Ventilation from four-dimensional computed tomography: density versus Jacobian methods.

Two calculation methods to produce ventilation images from four-dimensional computed tomography (4DCT) acquired without added contrast have been reported. We reported a method to obtain ventilation images using deformable image registration (DIR) and the underlying CT density information. A second method performs the ventilation image calculation from the DIR result alone, using the Jacobian determinant of the deformation field to estimate the local volume changes resulting from ventilation. For each of these two approaches, there are variations on their implementation. In this study, two implementations of the Jacobian-based methodology are evaluated, as well as a single density change-based model for calculating the physiologic specific ventilation from 4DCT. In clinical practice, (99m)Tc-labeled aerosol single photon emission computed tomography (SPECT) is the standard method used to obtain ventilation images in patients. In this study, the distributions of ventilation obtained from the CT-based ventilation image calculation methods are compared with those obtained from the clinical standard SPECT ventilation imaging.
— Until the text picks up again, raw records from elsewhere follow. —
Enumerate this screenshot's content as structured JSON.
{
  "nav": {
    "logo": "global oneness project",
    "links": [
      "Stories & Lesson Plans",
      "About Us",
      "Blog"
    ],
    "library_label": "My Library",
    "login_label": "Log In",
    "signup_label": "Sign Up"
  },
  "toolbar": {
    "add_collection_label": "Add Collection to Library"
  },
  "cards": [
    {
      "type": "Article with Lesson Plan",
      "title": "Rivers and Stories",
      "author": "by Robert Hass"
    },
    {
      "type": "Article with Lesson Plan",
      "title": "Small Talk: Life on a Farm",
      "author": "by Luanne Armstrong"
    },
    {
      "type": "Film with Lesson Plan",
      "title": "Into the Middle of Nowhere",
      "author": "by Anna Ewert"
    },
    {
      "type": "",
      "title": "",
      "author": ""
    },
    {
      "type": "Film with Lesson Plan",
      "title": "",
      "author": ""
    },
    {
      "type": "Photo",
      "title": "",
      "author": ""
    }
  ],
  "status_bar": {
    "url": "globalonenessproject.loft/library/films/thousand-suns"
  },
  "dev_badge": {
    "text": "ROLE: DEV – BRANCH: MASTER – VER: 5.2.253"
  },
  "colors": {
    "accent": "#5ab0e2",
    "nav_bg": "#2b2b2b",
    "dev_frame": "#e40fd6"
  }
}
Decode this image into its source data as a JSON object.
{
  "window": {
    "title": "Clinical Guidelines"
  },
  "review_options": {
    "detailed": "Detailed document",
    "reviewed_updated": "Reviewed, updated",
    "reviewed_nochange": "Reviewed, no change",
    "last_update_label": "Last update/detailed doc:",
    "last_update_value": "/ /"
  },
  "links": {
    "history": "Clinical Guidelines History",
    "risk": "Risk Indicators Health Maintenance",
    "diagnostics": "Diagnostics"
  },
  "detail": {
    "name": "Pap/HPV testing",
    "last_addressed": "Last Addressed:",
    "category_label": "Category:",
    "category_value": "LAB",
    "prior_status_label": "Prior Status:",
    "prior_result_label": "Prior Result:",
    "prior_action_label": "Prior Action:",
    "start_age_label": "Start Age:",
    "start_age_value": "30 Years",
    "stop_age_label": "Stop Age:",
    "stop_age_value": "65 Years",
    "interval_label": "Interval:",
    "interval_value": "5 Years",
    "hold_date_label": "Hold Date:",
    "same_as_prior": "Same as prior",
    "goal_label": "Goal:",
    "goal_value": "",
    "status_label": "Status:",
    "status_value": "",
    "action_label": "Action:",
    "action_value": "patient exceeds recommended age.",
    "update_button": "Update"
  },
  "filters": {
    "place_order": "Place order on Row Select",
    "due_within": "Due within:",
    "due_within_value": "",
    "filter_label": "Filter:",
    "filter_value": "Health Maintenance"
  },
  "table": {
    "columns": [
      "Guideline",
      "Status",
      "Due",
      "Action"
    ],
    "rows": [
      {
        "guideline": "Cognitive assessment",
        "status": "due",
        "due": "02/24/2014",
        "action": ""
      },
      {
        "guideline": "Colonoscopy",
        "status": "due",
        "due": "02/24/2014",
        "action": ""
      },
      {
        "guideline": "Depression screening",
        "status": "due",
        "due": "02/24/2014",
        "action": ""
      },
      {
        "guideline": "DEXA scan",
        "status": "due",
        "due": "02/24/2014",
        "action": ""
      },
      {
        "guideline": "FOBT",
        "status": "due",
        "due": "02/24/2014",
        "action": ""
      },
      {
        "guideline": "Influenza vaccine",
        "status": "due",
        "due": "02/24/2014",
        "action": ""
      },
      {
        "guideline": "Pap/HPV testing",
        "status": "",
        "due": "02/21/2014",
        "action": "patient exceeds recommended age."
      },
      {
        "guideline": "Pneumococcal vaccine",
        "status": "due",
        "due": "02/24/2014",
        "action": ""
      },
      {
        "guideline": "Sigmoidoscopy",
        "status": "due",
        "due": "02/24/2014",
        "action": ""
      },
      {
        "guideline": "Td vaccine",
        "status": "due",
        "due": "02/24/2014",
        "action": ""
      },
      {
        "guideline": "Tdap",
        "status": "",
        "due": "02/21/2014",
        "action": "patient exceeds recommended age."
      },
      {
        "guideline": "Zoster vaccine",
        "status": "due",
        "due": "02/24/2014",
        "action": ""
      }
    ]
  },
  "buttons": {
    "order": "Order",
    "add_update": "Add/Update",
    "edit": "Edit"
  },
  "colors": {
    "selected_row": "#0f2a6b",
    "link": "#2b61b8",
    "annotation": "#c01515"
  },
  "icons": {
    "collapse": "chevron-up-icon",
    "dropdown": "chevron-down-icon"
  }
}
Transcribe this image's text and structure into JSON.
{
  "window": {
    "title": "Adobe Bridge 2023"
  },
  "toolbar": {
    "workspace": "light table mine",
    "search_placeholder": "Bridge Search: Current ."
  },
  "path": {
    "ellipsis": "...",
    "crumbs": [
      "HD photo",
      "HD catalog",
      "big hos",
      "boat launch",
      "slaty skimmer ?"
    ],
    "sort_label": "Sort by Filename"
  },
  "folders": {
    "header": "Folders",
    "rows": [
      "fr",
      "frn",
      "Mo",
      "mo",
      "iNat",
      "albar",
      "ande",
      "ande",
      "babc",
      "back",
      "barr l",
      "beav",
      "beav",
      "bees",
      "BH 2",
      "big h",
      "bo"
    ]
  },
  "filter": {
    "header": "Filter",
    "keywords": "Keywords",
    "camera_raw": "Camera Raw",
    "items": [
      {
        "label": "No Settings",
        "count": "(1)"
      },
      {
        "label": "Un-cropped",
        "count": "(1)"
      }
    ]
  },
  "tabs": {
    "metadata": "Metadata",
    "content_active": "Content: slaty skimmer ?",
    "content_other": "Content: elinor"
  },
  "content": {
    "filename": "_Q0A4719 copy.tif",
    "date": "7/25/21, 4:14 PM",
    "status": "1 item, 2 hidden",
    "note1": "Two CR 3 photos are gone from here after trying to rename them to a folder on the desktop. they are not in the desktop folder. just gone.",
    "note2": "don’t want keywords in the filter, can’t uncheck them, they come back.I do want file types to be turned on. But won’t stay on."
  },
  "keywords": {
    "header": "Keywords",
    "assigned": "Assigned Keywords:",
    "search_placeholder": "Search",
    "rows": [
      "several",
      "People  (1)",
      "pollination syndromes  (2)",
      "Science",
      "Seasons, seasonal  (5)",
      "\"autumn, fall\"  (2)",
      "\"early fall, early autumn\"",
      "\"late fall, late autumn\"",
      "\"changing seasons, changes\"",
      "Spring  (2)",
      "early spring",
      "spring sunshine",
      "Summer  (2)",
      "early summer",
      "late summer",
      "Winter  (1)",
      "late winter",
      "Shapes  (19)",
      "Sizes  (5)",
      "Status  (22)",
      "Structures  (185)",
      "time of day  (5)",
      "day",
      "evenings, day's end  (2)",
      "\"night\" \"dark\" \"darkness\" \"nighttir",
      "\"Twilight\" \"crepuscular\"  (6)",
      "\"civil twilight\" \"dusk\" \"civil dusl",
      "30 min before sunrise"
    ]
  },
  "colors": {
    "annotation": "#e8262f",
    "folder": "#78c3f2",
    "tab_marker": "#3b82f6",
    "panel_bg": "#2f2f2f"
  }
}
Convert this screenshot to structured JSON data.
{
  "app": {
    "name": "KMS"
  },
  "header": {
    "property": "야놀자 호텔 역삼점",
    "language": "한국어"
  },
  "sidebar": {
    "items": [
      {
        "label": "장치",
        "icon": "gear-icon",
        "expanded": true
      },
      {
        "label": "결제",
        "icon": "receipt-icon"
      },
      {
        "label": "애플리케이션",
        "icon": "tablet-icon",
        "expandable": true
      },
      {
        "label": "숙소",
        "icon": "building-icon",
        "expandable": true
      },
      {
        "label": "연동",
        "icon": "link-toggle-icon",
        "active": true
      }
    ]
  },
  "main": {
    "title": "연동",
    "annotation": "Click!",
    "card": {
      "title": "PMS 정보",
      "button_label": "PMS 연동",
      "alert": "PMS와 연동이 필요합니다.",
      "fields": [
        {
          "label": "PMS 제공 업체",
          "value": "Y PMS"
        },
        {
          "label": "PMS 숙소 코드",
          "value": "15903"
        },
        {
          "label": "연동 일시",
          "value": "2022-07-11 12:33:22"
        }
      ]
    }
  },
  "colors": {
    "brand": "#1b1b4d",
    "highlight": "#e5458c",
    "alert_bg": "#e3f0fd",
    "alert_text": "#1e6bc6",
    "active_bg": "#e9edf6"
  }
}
Seven patients with 4DCT imaging and standard (99m)Tc-labeled aerosol SPECT/CT ventilation imaging obtained on the same day as part of a prospective validation study were selected. The results of this work demonstrate the equivalence of the Jacobian-based methodologies for quantifying the specific ventilation on a voxel scale. Additionally, we found that both Jacobian- and density-change-based methods correlate well with global measurements of the resting tidal volume. Finally, correlation with the clinical SPECT was assessed using the Dice similarity coefficient, which showed statistically higher (p-value < 10(-4)) correlation between density-change-based specific ventilation and the clinical reference than did either Jacobian-based implementation.